By Clive Leviev Sawyer of the Sofia Hlobe
Bulgaria’s Kristalina Georgieva, the European commissioner for international cooperation and crisis response, was due to visit on August 13 the town of Mizia in north-western Bulgaria, where clean-up efforts are still underway 11 days after the flash floods that killed two people and left most of the town under water.
Georgieva and Bulgaria’s caretaker Interior Minister Yordan Bakalov would visit the town to assess the progress made so far, as well as the damage caused by the floods and the situation of local residents, displaced by the natural disaster, the Interior Ministry said.
Parts of the town still remain flooded as the high level of subterranean waters is preventing the natural drainage of flood waters, local authorities have said.
The preliminary damage assessment showed 400 houses had collapsed as a result of the flooding, with 500 families currently having no place to live, Mizia mayor Violin Kroushovenski was quoted as saying.
Kroushovenski told Bulgarian National Radio (BNR) that the flash floods could not have been caused by torrential rain alone, saying that the presence of large fish found in the town was proof that some of the water came from busted dams elsewhere in the Vratsa district.

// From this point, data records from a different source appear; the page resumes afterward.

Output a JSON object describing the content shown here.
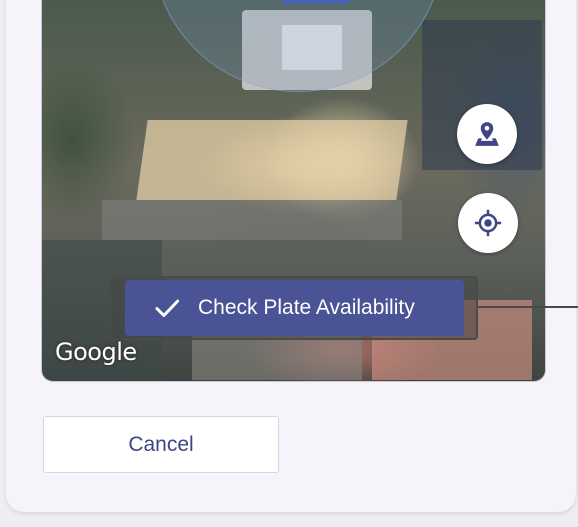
{
  "map": {
    "attribution": "Google",
    "check_button_label": "Check Plate Availability",
    "controls": {
      "pin_icon": "map-pin-icon",
      "locate_icon": "my-location-icon"
    }
  },
  "actions": {
    "cancel_label": "Cancel"
  },
  "colors": {
    "primary": "#4a5395",
    "cancel_text": "#3f4684",
    "card_bg": "#f6f3fb"
  }
}
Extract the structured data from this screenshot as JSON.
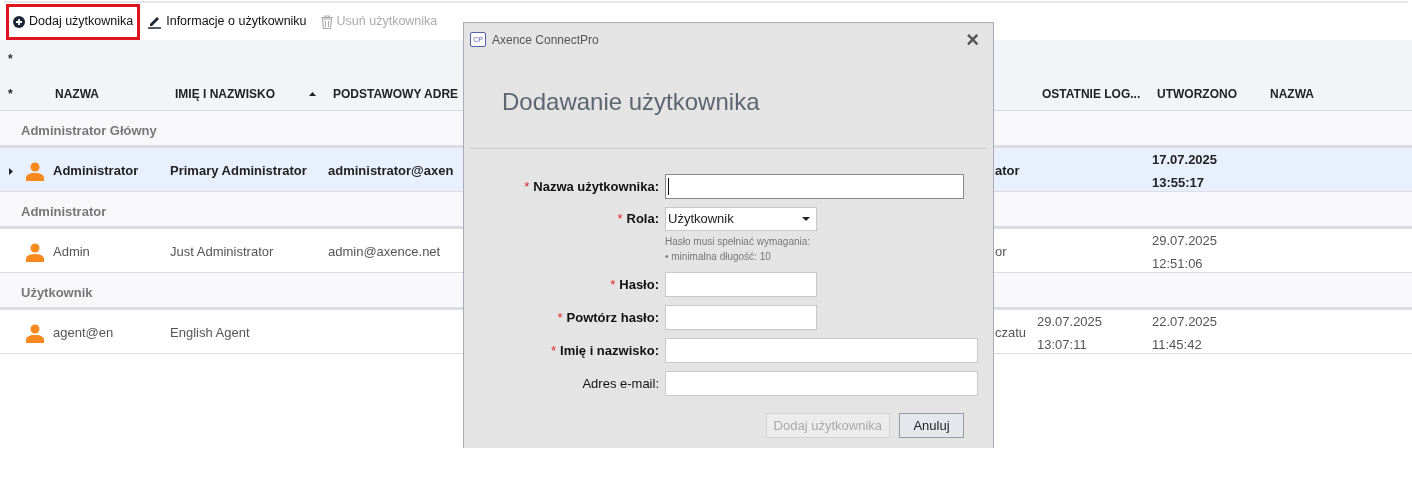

The town’s location had the lowest altitude in the Vratsa district and acted as a collection point for waters from the entire region, he said. “I have appointed a committee and I have been handed all the photo evidence, which I will turn over to the state institutions. The busted dams are not on the territory of our municipality,” Kroushovenski told BNR.
Vratsa district governor Ventsislav Vassilev, however, denied the claims made by the Mizia mayor. Vassilev told BNR that the latest inspection of dams in the Vratsa district, carried out two weeks before the flooding, found no dam breaches.
The town is still relying on food and drinking water being brought in from the outside, as well as cleaning and disinfecting supplies. The clean-up efforts have been aided by volunteers and municipal workers sent by other municipalities in the Vratsa district.
The continued presence of flood waters has hampered the damage assessment efforts, with no clear estimate of the damages caused by the flooding available yet.
Bulgaria has been hit by heavy torrential rains for most of this summer, which have caused flash floods in various locations across the country. Authorities in Sofia estimated the total damages caused by floods so far this summer at 500 million leva, or 255.6 million euro – but the figure is expected to go up once the damages in Mizia have been tallied up.